Unfortunately, any happiness in the world of The Boys has to be short-lived, and Frenchie, his ex Cherie, and Kimiko all get captured by Nina. They just about manage to escape, but Kimiko realises that she can’t protect the ones she loves without her powers. Instead of being a tool, a blunt instrument for somebody else to wield, she chooses to take more Compound V so that she can use them for her found family. It’s a decision Frenchie can’t understand at first, but once Kimiko explains that it’s about her right to choose – an important issue given the recent rollback on abortion rights in the States – he accepts her decision.
The events of the season make Frenchie fall into a drug spiral, ashamed of the hold people like Nina and Butcher have over him. He’s ready to leave it all behind and start a new life with Kimiko in Marseilles, but he feels trapped. He says, “My father put this chain around my neck and all that changes is who holds it.” But, in the final episode, he’s able to stand up to Butcher. He tells him he won’t simply do as ordered anymore, and The Boys will now be a democracy. It’s all very French of him.

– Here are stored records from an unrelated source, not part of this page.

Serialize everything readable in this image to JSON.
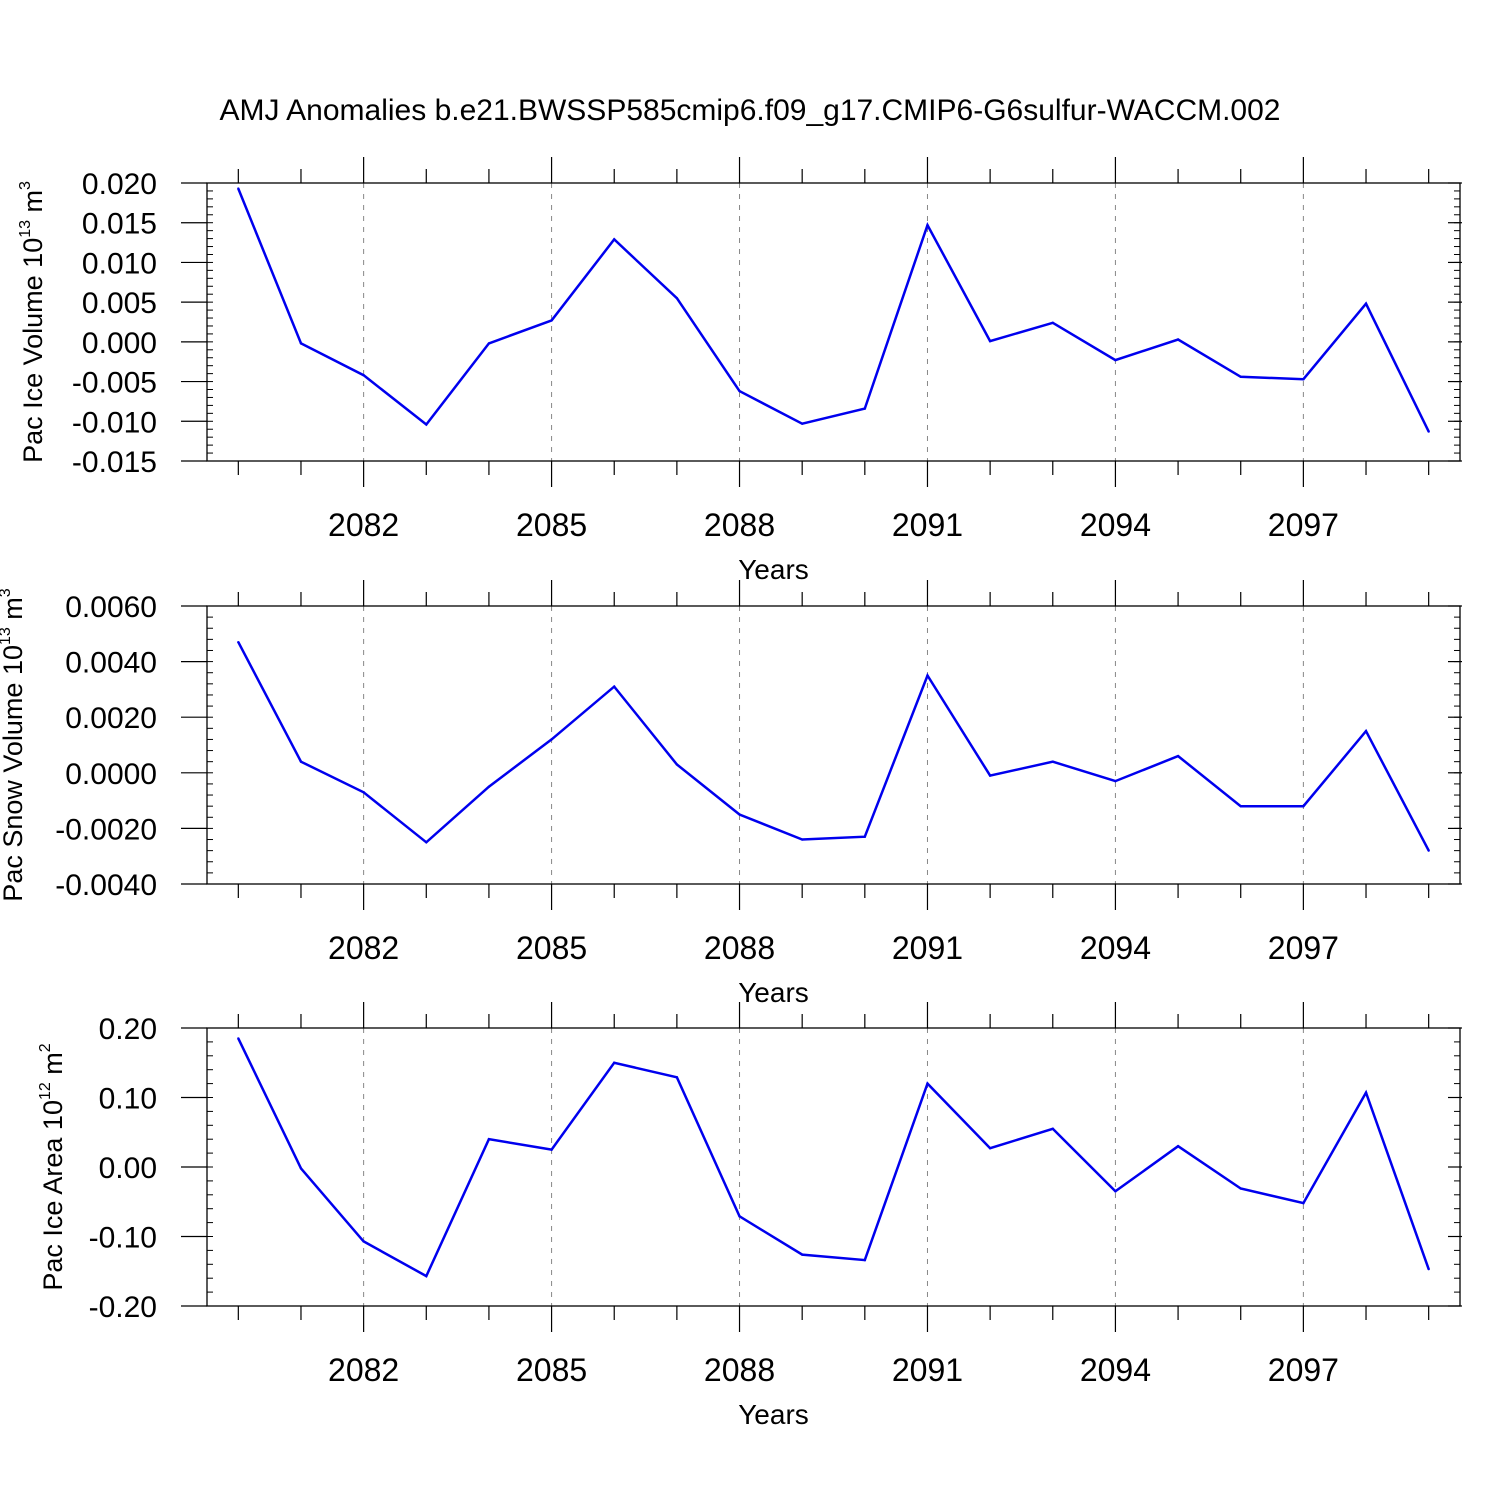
{
  "title": "AMJ Anomalies b.e21.BWSSP585cmip6.f09_g17.CMIP6-G6sulfur-WACCM.002",
  "colors": {
    "line": "#0000ee",
    "axis": "#000000",
    "grid": "#888888"
  },
  "chart_data": [
    {
      "type": "line",
      "ylabel": {
        "main": "Pac Ice Volume 10",
        "sup": "13",
        "unit": " m",
        "unit_sup": "3"
      },
      "xlabel": "Years",
      "x": [
        2080,
        2081,
        2082,
        2083,
        2084,
        2085,
        2086,
        2087,
        2088,
        2089,
        2090,
        2091,
        2092,
        2093,
        2094,
        2095,
        2096,
        2097,
        2098,
        2099
      ],
      "series": [
        {
          "name": "Pac Ice Volume",
          "values": [
            0.0193,
            -0.0002,
            -0.0042,
            -0.0104,
            -0.0002,
            0.0027,
            0.0129,
            0.0055,
            -0.0062,
            -0.0103,
            -0.0084,
            0.0147,
            0.0001,
            0.0024,
            -0.0023,
            0.0003,
            -0.0044,
            -0.0047,
            0.0048,
            -0.0113
          ]
        }
      ],
      "xlim": [
        2079.5,
        2099.5
      ],
      "ylim": [
        -0.015,
        0.02
      ],
      "xticks": [
        2082,
        2085,
        2088,
        2091,
        2094,
        2097
      ],
      "xtick_labels": [
        "2082",
        "2085",
        "2088",
        "2091",
        "2094",
        "2097"
      ],
      "yticks": [
        0.02,
        0.015,
        0.01,
        0.005,
        0.0,
        -0.005,
        -0.01,
        -0.015
      ],
      "ytick_labels": [
        "0.020",
        "0.015",
        "0.010",
        "0.005",
        "0.000",
        "-0.005",
        "-0.010",
        "-0.015"
      ],
      "minor_yticks": 0.001,
      "grid": "dashed vertical at major x ticks"
    },
    {
      "type": "line",
      "ylabel": {
        "main": "Pac Snow Volume 10",
        "sup": "13",
        "unit": " m",
        "unit_sup": "3"
      },
      "xlabel": "Years",
      "x": [
        2080,
        2081,
        2082,
        2083,
        2084,
        2085,
        2086,
        2087,
        2088,
        2089,
        2090,
        2091,
        2092,
        2093,
        2094,
        2095,
        2096,
        2097,
        2098,
        2099
      ],
      "series": [
        {
          "name": "Pac Snow Volume",
          "values": [
            0.0047,
            0.0004,
            -0.0007,
            -0.0025,
            -0.0005,
            0.0012,
            0.0031,
            0.0003,
            -0.0015,
            -0.0024,
            -0.0023,
            0.0035,
            -0.0001,
            0.0004,
            -0.0003,
            0.0006,
            -0.0012,
            -0.0012,
            0.0015,
            -0.0028
          ]
        }
      ],
      "xlim": [
        2079.5,
        2099.5
      ],
      "ylim": [
        -0.004,
        0.006
      ],
      "xticks": [
        2082,
        2085,
        2088,
        2091,
        2094,
        2097
      ],
      "xtick_labels": [
        "2082",
        "2085",
        "2088",
        "2091",
        "2094",
        "2097"
      ],
      "yticks": [
        0.006,
        0.004,
        0.002,
        0.0,
        -0.002,
        -0.004
      ],
      "ytick_labels": [
        "0.0060",
        "0.0040",
        "0.0020",
        "0.0000",
        "-0.0020",
        "-0.0040"
      ],
      "minor_yticks": 0.0004,
      "grid": "dashed vertical at major x ticks"
    },
    {
      "type": "line",
      "ylabel": {
        "main": "Pac Ice Area 10",
        "sup": "12",
        "unit": " m",
        "unit_sup": "2"
      },
      "xlabel": "Years",
      "x": [
        2080,
        2081,
        2082,
        2083,
        2084,
        2085,
        2086,
        2087,
        2088,
        2089,
        2090,
        2091,
        2092,
        2093,
        2094,
        2095,
        2096,
        2097,
        2098,
        2099
      ],
      "series": [
        {
          "name": "Pac Ice Area",
          "values": [
            0.185,
            -0.002,
            -0.107,
            -0.157,
            0.04,
            0.025,
            0.15,
            0.129,
            -0.071,
            -0.126,
            -0.134,
            0.12,
            0.027,
            0.055,
            -0.035,
            0.03,
            -0.031,
            -0.052,
            0.107,
            -0.147
          ]
        }
      ],
      "xlim": [
        2079.5,
        2099.5
      ],
      "ylim": [
        -0.2,
        0.2
      ],
      "xticks": [
        2082,
        2085,
        2088,
        2091,
        2094,
        2097
      ],
      "xtick_labels": [
        "2082",
        "2085",
        "2088",
        "2091",
        "2094",
        "2097"
      ],
      "yticks": [
        0.2,
        0.1,
        0.0,
        -0.1,
        -0.2
      ],
      "ytick_labels": [
        "0.20",
        "0.10",
        "0.00",
        "-0.10",
        "-0.20"
      ],
      "minor_yticks": 0.02,
      "grid": "dashed vertical at major x ticks"
    }
  ]
}
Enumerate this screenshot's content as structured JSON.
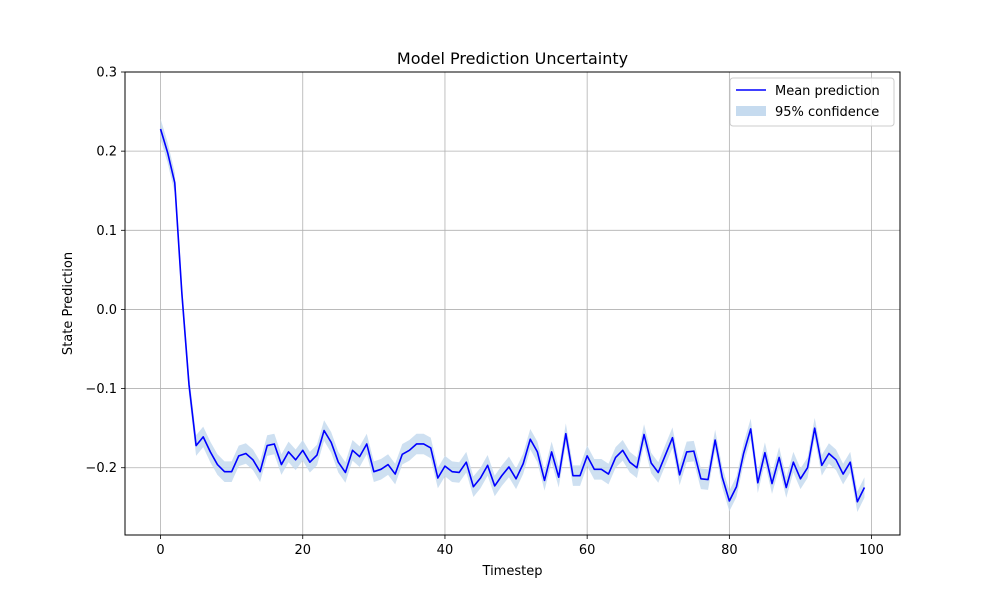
{
  "chart_data": {
    "type": "line",
    "title": "Model Prediction Uncertainty",
    "xlabel": "Timestep",
    "ylabel": "State Prediction",
    "xlim": [
      -5,
      104
    ],
    "ylim": [
      -0.285,
      0.3
    ],
    "xticks": [
      0,
      20,
      40,
      60,
      80,
      100
    ],
    "yticks": [
      -0.2,
      -0.1,
      0.0,
      0.1,
      0.2,
      0.3
    ],
    "xtick_labels": [
      "0",
      "20",
      "40",
      "60",
      "80",
      "100"
    ],
    "ytick_labels": [
      "−0.2",
      "−0.1",
      "0.0",
      "0.1",
      "0.2",
      "0.3"
    ],
    "grid": true,
    "legend_position": "top-right",
    "band_half_width": 0.013,
    "series": [
      {
        "name": "Mean prediction",
        "kind": "line",
        "color": "#0000ff",
        "values": [
          0.228,
          0.198,
          0.16,
          0.02,
          -0.095,
          -0.172,
          -0.161,
          -0.18,
          -0.196,
          -0.205,
          -0.205,
          -0.185,
          -0.182,
          -0.19,
          -0.205,
          -0.172,
          -0.17,
          -0.196,
          -0.18,
          -0.19,
          -0.178,
          -0.193,
          -0.184,
          -0.153,
          -0.168,
          -0.193,
          -0.206,
          -0.178,
          -0.186,
          -0.17,
          -0.205,
          -0.202,
          -0.196,
          -0.208,
          -0.183,
          -0.178,
          -0.17,
          -0.17,
          -0.175,
          -0.213,
          -0.198,
          -0.205,
          -0.206,
          -0.193,
          -0.224,
          -0.213,
          -0.197,
          -0.223,
          -0.21,
          -0.199,
          -0.214,
          -0.195,
          -0.164,
          -0.18,
          -0.216,
          -0.18,
          -0.212,
          -0.157,
          -0.21,
          -0.21,
          -0.185,
          -0.202,
          -0.202,
          -0.208,
          -0.187,
          -0.178,
          -0.193,
          -0.2,
          -0.158,
          -0.194,
          -0.206,
          -0.184,
          -0.162,
          -0.209,
          -0.18,
          -0.179,
          -0.214,
          -0.215,
          -0.165,
          -0.212,
          -0.242,
          -0.224,
          -0.182,
          -0.151,
          -0.219,
          -0.181,
          -0.22,
          -0.187,
          -0.225,
          -0.193,
          -0.214,
          -0.2,
          -0.15,
          -0.197,
          -0.182,
          -0.19,
          -0.208,
          -0.193,
          -0.243,
          -0.225
        ]
      },
      {
        "name": "95% confidence",
        "kind": "band",
        "color": "#c6dbef"
      }
    ]
  }
}
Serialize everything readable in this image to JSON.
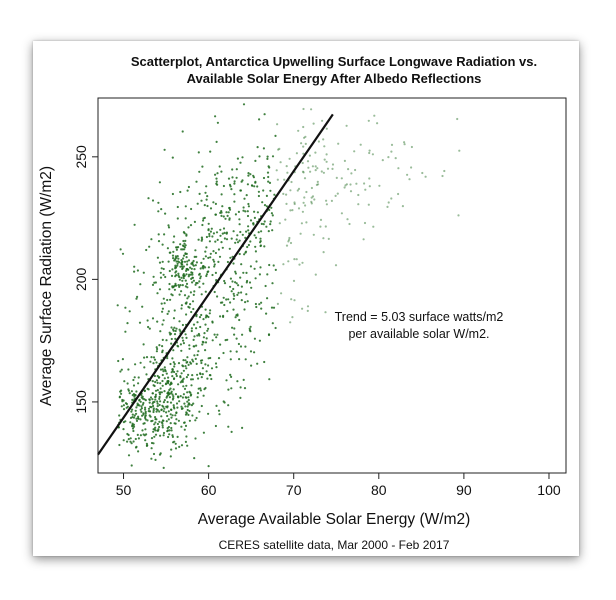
{
  "chart_data": {
    "type": "scatter",
    "title_lines": [
      "Scatterplot, Antarctica Upwelling Surface Longwave Radiation vs.",
      "Available Solar Energy After Albedo Reflections"
    ],
    "xlabel": "Average Available Solar Energy (W/m2)",
    "ylabel": "Average Surface Radiation (W/m2)",
    "caption": "CERES satellite data, Mar 2000 - Feb 2017",
    "annotation_lines": [
      "Trend = 5.03 surface watts/m2",
      "per available solar W/m2."
    ],
    "xlim": [
      47,
      102
    ],
    "ylim": [
      121,
      274
    ],
    "x_ticks": [
      50,
      60,
      70,
      80,
      90,
      100
    ],
    "y_ticks": [
      150,
      200,
      250
    ],
    "trend_line": {
      "slope": 5.03,
      "points": [
        [
          47,
          128.5
        ],
        [
          74.6,
          267.3
        ]
      ]
    },
    "point_color": "#1f6b1f",
    "clusters": [
      {
        "center": [
          51.5,
          145
        ],
        "spread": [
          2.5,
          9
        ],
        "count": 230
      },
      {
        "center": [
          55.5,
          152
        ],
        "spread": [
          2.0,
          11
        ],
        "count": 260
      },
      {
        "center": [
          56.8,
          204
        ],
        "spread": [
          1.0,
          6
        ],
        "count": 110
      },
      {
        "center": [
          58,
          180
        ],
        "spread": [
          4.0,
          22
        ],
        "count": 300
      },
      {
        "center": [
          62,
          208
        ],
        "spread": [
          4.5,
          20
        ],
        "count": 260
      },
      {
        "center": [
          66,
          228
        ],
        "spread": [
          4.5,
          16
        ],
        "count": 170
      },
      {
        "center": [
          72,
          245
        ],
        "spread": [
          5.0,
          12
        ],
        "count": 90
      },
      {
        "center": [
          80,
          248
        ],
        "spread": [
          5.0,
          12
        ],
        "count": 40
      }
    ]
  }
}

As well as both of them developing as individuals, I love the way their relationship with each other progresses. This is one of the few times I’ve seen this kind of friendship remain platonic. Frenchie and Kimiko talk about their kiss, and agree that it didn’t feel weird because it was a bad kiss, or because they don’t love each other, but it’s familial love, not romantic. So often, heteronormative coupling is placed on a pedestal as the pinnacle of relationships, but friendships and brother/sisterhood are powerful bonds, too, and I commend The Boys for recognising that.
My only criticism is the way Kimiko embodies the silent Asian trope. I hope that season four works to undo the damage, as seasons two and three have already started to do. Her use of sign language in season two and singing in season three shows the series is gradually moving away from it, but a complete break is necessary. Hopefully, since she’s recovered from her past she’ll start to talk properly in future episodes.
This is the only relationship in the show I care about, which I know is just asking for trouble in a series as miserable as The Boys. They didn’t die this season, but also, their happy ending has been spoken about so much that it’s practically a rule of film and TV that they now won’t get it. Kimoko and Frenchie have been a warm light in the show's darker moments, and I just want them to get the happy ending they deserve, even if it breaks all the rules.